Développement humain : Les indicateurs s’améliorent

Développement humain : Les indicateurs s’améliorent

L’Observatoire national vient de publier son rapport

L’accès de la population à la couverture médicale a progressé entre 2012 et 2017 mais reste encore loin d’atteindre le principe de l’universalité.

L’Observatoire national de développement humain (ONDH) a présenté jeudi à Rabat les résultats de son rapport intitulé «Indicateurs de suivi du développement humain : niveau et tendances à l’échelle nationale et régionale 2012». Dans son document, l’Observatoire passe au crible les principaux indicateurs du développement humainn à savoir l’éducation, la santé, l’emploi, les conditions d’habitat, l’accès aux services de base, les niveaux de dépenses de consommation des ménages ainsi que les différentes formes de pauvreté et d’inégalité. Dans le domaine de la santé, il reste encore beaucoup à faire en matière de couverture médicale en dépit de quelques progrès.

L’accès de la population à la couverture médicale a progressé entre 2012 et 2017 mais reste encore loin d’atteindre le principe de l’universalité, relève l’ONDH notant que cet accès s’est établi à 53,8% en 2017 contre 23,4% en 2012.

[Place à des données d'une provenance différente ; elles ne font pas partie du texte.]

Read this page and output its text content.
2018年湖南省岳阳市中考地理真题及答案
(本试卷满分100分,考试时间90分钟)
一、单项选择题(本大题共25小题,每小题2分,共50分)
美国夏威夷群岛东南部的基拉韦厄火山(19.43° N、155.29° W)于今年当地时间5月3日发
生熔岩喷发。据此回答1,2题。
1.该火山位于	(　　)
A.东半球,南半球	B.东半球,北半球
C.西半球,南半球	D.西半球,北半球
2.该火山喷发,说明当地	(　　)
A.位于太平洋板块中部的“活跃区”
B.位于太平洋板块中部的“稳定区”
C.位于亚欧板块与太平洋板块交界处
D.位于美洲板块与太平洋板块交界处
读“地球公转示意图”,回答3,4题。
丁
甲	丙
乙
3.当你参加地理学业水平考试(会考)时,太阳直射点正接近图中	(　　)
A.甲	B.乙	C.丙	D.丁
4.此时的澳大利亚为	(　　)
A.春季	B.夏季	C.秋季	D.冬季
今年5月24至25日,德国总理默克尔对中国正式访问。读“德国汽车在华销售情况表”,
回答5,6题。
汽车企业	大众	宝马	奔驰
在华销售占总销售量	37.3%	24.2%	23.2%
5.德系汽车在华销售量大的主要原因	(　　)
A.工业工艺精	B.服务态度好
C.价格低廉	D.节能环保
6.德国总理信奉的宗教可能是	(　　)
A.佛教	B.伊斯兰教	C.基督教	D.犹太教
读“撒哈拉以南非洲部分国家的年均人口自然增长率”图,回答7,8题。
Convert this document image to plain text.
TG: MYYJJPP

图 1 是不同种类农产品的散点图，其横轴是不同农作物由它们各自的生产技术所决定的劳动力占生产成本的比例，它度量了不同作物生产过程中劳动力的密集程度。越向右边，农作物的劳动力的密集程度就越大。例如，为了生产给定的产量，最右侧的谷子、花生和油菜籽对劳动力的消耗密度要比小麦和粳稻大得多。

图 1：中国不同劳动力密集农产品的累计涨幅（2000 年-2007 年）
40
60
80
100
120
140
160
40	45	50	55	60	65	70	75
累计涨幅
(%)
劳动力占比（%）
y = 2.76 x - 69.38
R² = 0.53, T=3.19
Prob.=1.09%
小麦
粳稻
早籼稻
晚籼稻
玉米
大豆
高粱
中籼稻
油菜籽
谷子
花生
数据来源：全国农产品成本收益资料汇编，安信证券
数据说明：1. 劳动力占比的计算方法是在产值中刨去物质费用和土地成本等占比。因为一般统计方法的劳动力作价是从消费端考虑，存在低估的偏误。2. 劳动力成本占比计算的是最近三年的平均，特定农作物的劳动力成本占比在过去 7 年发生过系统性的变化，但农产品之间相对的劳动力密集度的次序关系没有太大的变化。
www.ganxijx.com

Les accouchements en milieu surveillé ont progressé. En effet, la proportion des femmes, âgées de 15 à 49 ans, qui ont accouché dans un milieu surveillé s’est améliorée de près de 5.5 points de pourcentage entre 2012 et 2017, passant de 82,1 à 87,6%. Dans le domaine de l’éducation, le rapport signale que le nombre moyen d’années d’études pour les 25 ans et plus s’est établi à 4,8 ans en 2017 ( 5,8 ans pour les hommes et 3,8 ans pour les femmes). Cette amélioration s’est accompagnée par l’augmentation de l’espérance de vie scolaire à 12,7 ans en 2017. De même, la proportion des individus sans niveau d’instruction a régressé en passant de 45,5 à 40%. Au niveau du marché de l’emploi, les femmes continuent d’être les plus touchées par l’instabilité du travail. Ainsi, la proportion des femmes qui quittent le marché du travail a augmenté de façon continue de 2012 à 2017. Nous sommes passés d’un taux de 27,2% entre 2012 et 2013 à 41,6% entre 2015 et 2017. Pour ce qui est des dépenses de consommation, les inégalités se creusent entre le milieu urbain et rural. A ce sujet, l’ONDH relève que la dépense annuelle moyenne par tête en milieu urbain est de 22.105 DH contre seulement 11.946 DH en milieu rural. Autrement dit, un Marocain en milieu urbain dépense en moyenne 1.842 DH par mois contre 995 DH pour un Marocain en milieu rural. Par rapport à la répartition sociale des dépenses de consommation, les 10% les plus aisés de la population accaparent, durant la période 2012-2017, près de 1/3 de la consommation globale des ménages, ce qui correspond à une dépense par habitant 10 fois plus grande que celle des 10% les plus pauvres, fait remarquer l’ONDH.

Par ailleurs, l’Observatoire signale une amélioration des conditions de vie des ménages. Ainsi, la proportion des ménages disposant de l’électricité a augmenté en passant de 95,2% en 2012 à 97,1% en 2017. En milieu rural, cette proportion est passée de 89% en 2012 à 95,3% en 2017. S’agissant de l’évacuation des eaux usées, 94,7% des ménages urbains sont raccordés au réseau des égoûts publics en 2017 contre 92,5% en 2012. Pour ce qui est des ordures, 96% des ménages urbains s’en débarrassent à l’aide de camions ou de charrettes alors qu’ils étaient 93,5% en 2012.